I called my husband Larry, who was waiting nearby to pick me up, but he said he was on the phone with his eldest son Daniel, and that it might be a few minutes, that it was something important.
Larry has two sons from a previous marriage, and he and I have two sons. We call them collectively the Four Musketeers, as they seem to have great affinity for each other even while having wildly different lifestyles and careers. They range in age from fifty-seven to forty-one. Whenever they get together to catch up, hilarity ensues as they trade stories and good times.
Daniel, who lives in Chicago and works in the medical industry, called because his best friend’s wife had just contacted him from the Netherlands with devastating news: his friend had been killed in a bicycle accident. He had simply gone out on his bike to run an errand, was hit by another biker, and catastrophically sustained a head injury, dying instantly.

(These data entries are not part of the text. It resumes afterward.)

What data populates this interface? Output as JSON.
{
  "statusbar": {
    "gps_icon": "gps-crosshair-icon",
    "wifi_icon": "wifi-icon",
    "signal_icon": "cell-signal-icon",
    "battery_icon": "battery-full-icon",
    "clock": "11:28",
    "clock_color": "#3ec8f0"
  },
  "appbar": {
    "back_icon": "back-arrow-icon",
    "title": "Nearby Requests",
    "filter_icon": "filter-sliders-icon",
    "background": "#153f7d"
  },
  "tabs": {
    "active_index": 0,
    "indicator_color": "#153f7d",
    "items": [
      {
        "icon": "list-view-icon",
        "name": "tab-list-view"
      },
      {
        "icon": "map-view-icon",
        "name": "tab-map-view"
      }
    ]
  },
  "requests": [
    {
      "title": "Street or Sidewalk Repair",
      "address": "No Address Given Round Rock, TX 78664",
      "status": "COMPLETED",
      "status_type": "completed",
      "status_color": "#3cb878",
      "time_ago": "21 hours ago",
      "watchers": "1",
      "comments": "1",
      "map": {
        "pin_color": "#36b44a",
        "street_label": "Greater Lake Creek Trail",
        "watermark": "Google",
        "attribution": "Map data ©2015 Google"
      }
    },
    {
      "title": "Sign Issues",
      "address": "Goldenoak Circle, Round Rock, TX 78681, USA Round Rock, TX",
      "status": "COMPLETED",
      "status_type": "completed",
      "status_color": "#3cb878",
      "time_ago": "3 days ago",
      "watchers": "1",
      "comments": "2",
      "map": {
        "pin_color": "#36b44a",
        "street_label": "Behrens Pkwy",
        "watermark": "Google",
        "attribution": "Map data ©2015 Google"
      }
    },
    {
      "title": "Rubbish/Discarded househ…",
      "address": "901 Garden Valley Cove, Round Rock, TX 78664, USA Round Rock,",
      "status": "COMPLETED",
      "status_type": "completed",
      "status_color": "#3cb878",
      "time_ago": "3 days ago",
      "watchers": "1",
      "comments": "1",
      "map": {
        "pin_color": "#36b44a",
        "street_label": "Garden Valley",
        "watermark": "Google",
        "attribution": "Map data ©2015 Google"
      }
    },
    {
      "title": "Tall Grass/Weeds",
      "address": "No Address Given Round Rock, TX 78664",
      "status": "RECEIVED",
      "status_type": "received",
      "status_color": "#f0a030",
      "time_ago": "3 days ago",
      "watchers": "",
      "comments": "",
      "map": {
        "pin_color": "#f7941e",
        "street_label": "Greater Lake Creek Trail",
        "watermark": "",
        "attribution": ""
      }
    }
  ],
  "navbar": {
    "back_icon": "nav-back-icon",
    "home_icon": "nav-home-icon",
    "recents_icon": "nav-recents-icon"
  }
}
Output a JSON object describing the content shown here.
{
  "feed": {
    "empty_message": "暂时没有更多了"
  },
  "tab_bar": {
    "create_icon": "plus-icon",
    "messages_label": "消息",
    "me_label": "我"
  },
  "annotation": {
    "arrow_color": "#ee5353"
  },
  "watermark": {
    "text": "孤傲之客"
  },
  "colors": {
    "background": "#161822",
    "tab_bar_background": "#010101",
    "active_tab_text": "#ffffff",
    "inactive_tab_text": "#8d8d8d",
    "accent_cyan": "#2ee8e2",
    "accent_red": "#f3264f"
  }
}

And just like that, my celebration turned into a reminder wakeup call to not take my life for granted.
Not that I had been taking my life for granted. But it’s easy to slip back into that mode when there are no obvious threats on the horizon. Ever since this cancer episode, the possibility of my life coming to an end, while remote, has followed me around. I fretted about my husband having to go on without me late in life, worried about my children having to adjust to losing their mother, and lost sleep over never seeing my grandchildren reach certain stages in their lives. Truthfully, this was probably a slight overreaction to a pretty mild case (it was stage one, and thought to be a non-aggressive tumor).
But still, it was cancer, a disease that, when I was growing up, was an almost certain death knell. I have many friends and acquaintances who have fought and/or succumbed to some form of cancer. It remains a very serious health threat, and I have friends who at this moment are going through nausea and pain provoking chemo-therapy treatments meant to save their lives.

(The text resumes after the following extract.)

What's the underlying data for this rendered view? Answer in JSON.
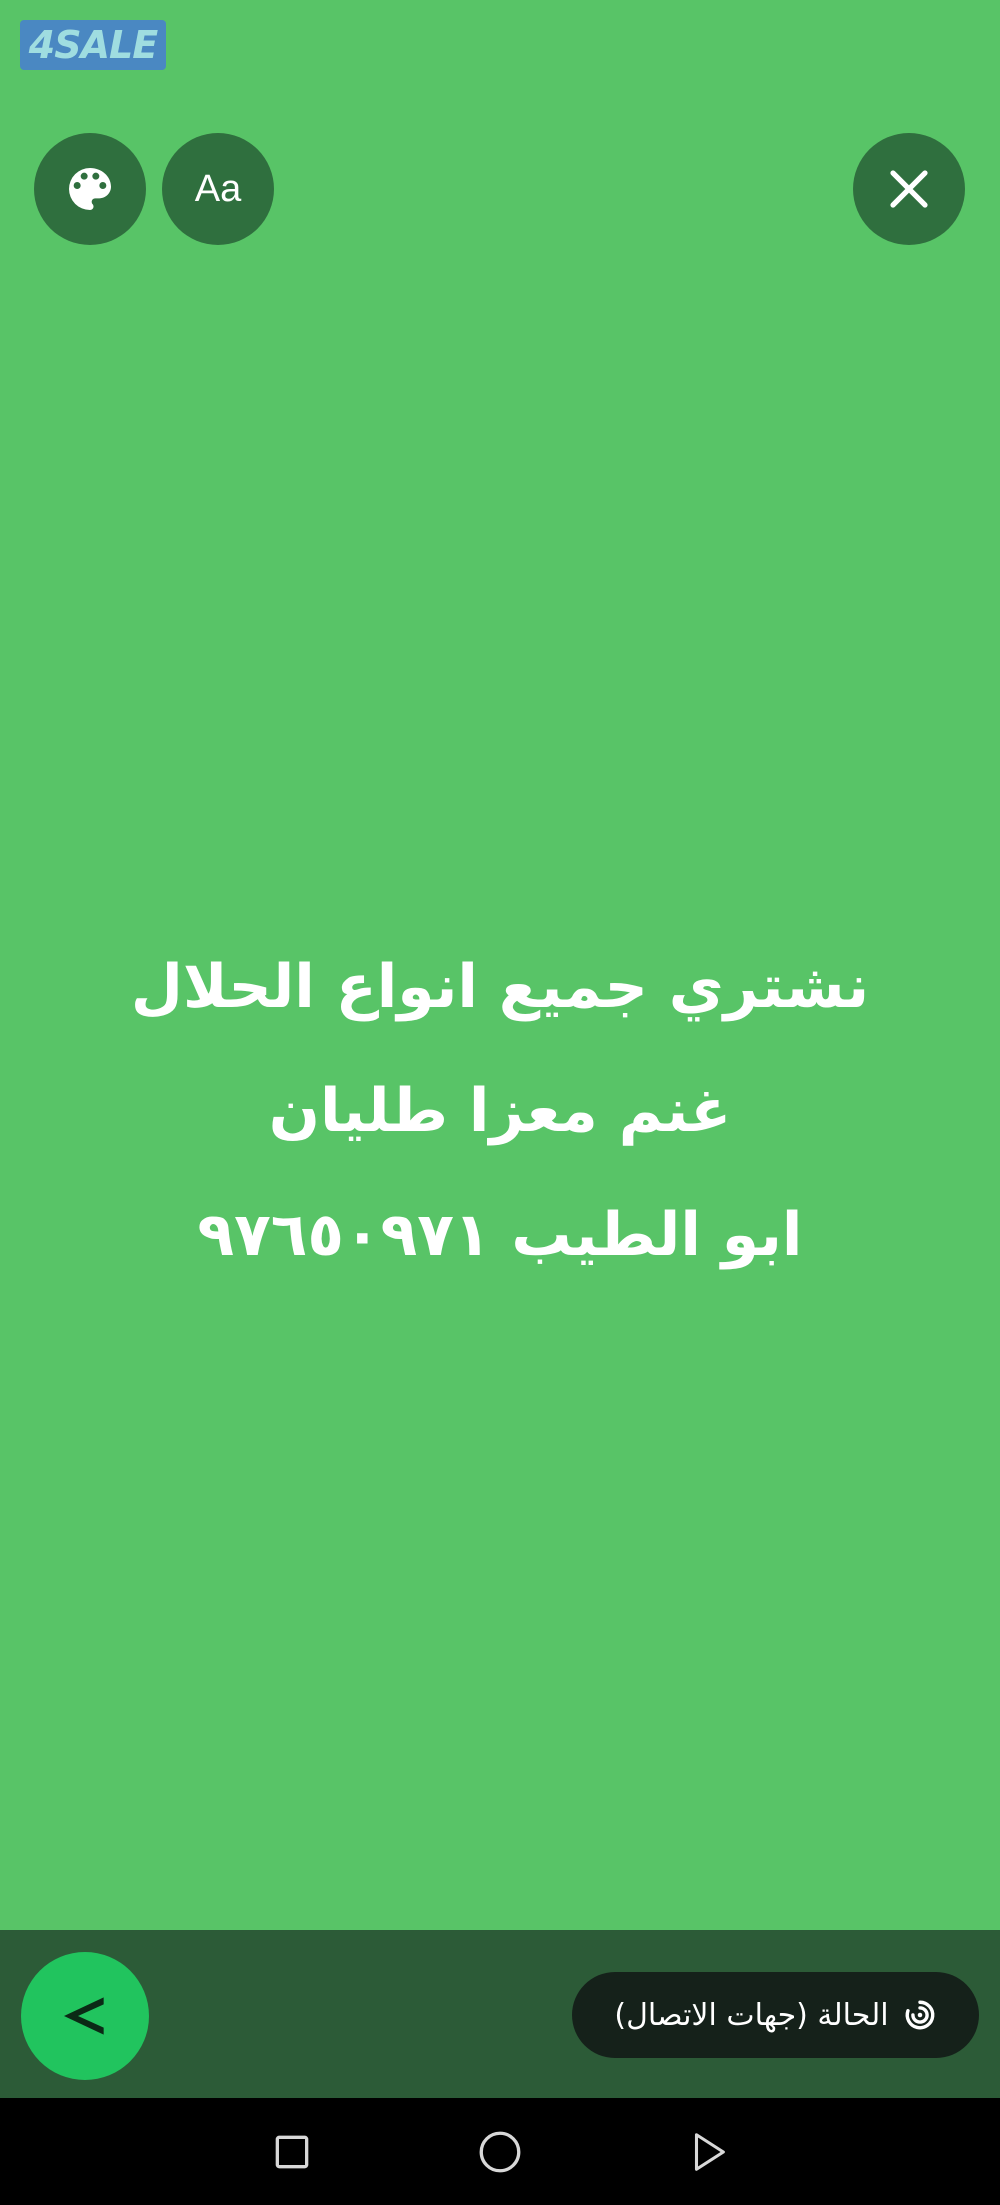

And once cancer is in the body, even if only a few rogue cells remain, there’s a danger of its recurrence. In my case, there’s a 15-20% recurrence rate in the first 2-3 years after surgery, which is when mine showed up. Fingers crossed those pesky cells are now gone.
Mostly, I look ahead now at what I want to accomplish: finish the novel I’m working on, get the most out of my wonderful family, appreciate and give thanks for my forty-four year marriage, continue to learn and grow, stand up against injustice, return to running, enjoy good food, good wine, good health. But no regrets.
Dan’s friend’s life ended suddenly and tragically. The best revenge for that awful event is to live my best life, however long that will be. Pay it forward, and treasure the time here.